- Year: 1900s
- Dimensions: 110 cm (43 in) × 100 cm (39 in)
- Accession no.: O 4103
- Identifiers: Bildindex der Kunst und Architektur ID: 20423742

= Schloss by the Water =

1908 painting by Gustav Klimt

Schloss by the Water or Schloss Kammer on the Attersee I (Schloss Kammer am Attersee I or Wasserschloss) is a 1908 oil on canvas painting by Gustav Klimt at display in the National Gallery Prague. It depicts a view of the Austrian Kammer Castle (Schloss Kammer) as seen from the Attersee.

== Description ==
While many sources describe the work as a square canvas, the National Gallery Prague gives its dimensions as approximately 110 cm × 100 cm.

It is the first of four oil on canvas paintings in a series created in 1908–'10 during a summer holiday at the Villa Oleander at Schörfling am Attersee. Klimt and the Flöge family rented the village from the Kammer Castle's owner, Countess Khevenhüller.

The work reflects a change in Klimt's painting, with a stronger composition than previously and the painting's strictly parallel structure.
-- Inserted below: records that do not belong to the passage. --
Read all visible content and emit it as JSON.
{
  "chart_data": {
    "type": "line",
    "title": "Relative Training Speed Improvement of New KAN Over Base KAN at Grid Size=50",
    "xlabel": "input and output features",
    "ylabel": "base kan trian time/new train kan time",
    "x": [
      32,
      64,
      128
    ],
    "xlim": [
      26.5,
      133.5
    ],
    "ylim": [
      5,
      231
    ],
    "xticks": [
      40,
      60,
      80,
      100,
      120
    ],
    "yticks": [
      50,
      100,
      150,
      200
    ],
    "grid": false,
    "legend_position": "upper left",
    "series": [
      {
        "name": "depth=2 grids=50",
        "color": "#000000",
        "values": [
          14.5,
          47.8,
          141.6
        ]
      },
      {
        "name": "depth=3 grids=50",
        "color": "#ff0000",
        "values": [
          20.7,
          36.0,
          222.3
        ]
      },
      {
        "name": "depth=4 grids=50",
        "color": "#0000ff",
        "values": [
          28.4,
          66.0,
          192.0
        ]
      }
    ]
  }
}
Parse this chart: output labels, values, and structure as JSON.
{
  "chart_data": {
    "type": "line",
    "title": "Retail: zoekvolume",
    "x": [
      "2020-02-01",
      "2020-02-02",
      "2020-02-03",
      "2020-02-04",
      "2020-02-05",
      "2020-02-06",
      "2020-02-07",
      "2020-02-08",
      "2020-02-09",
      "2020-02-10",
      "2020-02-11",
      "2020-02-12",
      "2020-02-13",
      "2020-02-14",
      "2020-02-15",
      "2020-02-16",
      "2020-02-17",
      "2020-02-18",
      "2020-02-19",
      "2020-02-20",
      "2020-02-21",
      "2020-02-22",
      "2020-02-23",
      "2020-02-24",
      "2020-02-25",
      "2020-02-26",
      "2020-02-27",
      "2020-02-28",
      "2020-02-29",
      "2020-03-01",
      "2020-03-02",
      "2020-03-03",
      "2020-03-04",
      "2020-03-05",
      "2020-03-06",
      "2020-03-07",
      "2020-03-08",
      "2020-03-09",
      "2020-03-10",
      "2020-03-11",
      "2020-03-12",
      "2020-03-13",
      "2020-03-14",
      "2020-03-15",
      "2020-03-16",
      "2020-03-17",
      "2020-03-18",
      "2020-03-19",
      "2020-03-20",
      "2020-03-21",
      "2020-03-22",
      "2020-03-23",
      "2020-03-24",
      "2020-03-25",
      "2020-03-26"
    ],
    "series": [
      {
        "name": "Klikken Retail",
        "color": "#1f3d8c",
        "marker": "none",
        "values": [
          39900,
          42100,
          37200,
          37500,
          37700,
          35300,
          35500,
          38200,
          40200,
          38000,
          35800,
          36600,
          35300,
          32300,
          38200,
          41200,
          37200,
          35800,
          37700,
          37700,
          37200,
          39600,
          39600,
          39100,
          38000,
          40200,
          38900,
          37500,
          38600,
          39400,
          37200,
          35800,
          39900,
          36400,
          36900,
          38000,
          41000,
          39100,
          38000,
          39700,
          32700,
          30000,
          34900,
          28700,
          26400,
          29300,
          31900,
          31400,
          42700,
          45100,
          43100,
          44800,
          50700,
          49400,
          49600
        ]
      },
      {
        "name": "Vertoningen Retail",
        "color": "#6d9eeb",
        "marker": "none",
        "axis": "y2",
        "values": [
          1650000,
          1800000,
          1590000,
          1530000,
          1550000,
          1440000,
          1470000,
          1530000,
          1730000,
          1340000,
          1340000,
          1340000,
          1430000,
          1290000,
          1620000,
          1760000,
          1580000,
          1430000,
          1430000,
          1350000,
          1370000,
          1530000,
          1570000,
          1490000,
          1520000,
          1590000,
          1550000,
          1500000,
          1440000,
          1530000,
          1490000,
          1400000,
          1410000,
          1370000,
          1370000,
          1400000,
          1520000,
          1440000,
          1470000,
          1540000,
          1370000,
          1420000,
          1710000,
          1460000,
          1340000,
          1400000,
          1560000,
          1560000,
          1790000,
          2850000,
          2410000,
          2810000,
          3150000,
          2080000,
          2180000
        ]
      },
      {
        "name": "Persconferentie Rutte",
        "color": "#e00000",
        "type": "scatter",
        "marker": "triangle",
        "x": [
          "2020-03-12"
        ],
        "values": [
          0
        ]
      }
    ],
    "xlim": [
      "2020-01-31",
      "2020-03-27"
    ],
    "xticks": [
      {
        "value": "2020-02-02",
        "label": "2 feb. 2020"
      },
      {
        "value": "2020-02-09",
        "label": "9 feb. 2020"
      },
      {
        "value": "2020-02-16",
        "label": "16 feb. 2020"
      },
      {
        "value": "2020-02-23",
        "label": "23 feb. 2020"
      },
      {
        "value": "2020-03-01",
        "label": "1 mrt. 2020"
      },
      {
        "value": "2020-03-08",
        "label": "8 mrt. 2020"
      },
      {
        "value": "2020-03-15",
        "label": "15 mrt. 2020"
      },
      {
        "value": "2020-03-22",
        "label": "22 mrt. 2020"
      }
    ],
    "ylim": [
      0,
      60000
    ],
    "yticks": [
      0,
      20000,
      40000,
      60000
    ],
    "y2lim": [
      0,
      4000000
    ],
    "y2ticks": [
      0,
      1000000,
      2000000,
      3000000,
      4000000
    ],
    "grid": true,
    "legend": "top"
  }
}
He chose a viewpoint from the quay by the villa, from which the Castle's cubic facade could be seen behind the lake's reflective surface through the tall pyramidal poplars. Using a self-invented cardboard 'viewfinder', a telescope and opera glasses, he also dissected the visible landscape into separate areas before rearranging them into separated planes of lake and shore – the church bell tower looks close to the Castle but is in reality about 800 metres away by water in Seewalchen. The lack of shadows, the horizon line right at the top of the painting, the reflection and the limited palette of white, ochre, and green, allowed him to flatten the image but still portray the landscape in a realistic-illusionistic fashion.

== Provenance ==
Reviews called it "the main and most brilliant work" at the 1909 Vienna Art Exhibition, where it was first exhibited. It was exhibited the following year at the Union of Czech-German Artists in Prague, from which it was acquired by its current owner, the National Gallery Prague.